The French government is accelerating the rhythm in response to the commercial war. Before a public finance conference at the Prime Minister’s office, scheduled for April 15, Economy Minister Eric Lombard announced in a televised interview on TF1 on Wednesday, April 9, that the 2025 growth forecast of France had been reviewed downward, only a few hours after the New Tariffs entered into force and the last about Donald Trump on the subject. “Taking into account uncertainties,” the prognosis has been reduced from 0.9%, the figure of the 2025 budget, 0.7%. This scenario is aligned with the latest economic projections of the Central Bank of France, the Bank of France.
The review announced by Lombard did not go as far as the one that the prime minister recently hinted: François Bayrou estimated, in an interview with the newspaper Le Parisien On April 5, that the commercial war would cost France 0.5 growth points.

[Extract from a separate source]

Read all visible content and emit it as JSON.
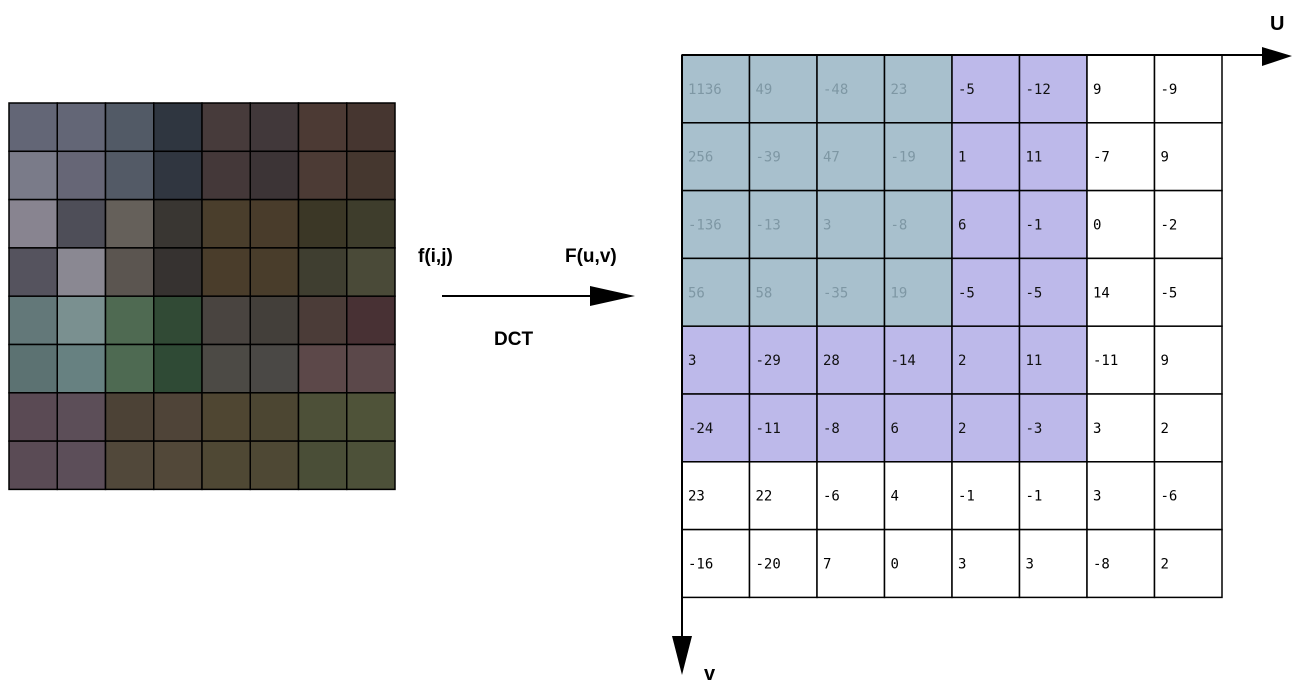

If this figure had echoed the bones by the Minister of Economy, the 2025 growth prediction would therefore be 0.4% today, not 0.7%.
Less pessimistic than the office of the Prime Minister, the Ministry of Economy also seems more optimistic than the French Economic Observatory (OFCE). In its forecasts published on April 9, the Observatory anticipated only a growth of 0.5% for the country in 2025, before returning to 1.1% in 2026. In its previous forecasts, which dates back to the fall, the often expected 0.8% Grott in 2025. Italy, which is much more vulnerable to the US measures that France, folded to half 2025 to 0.6% on Wednesday.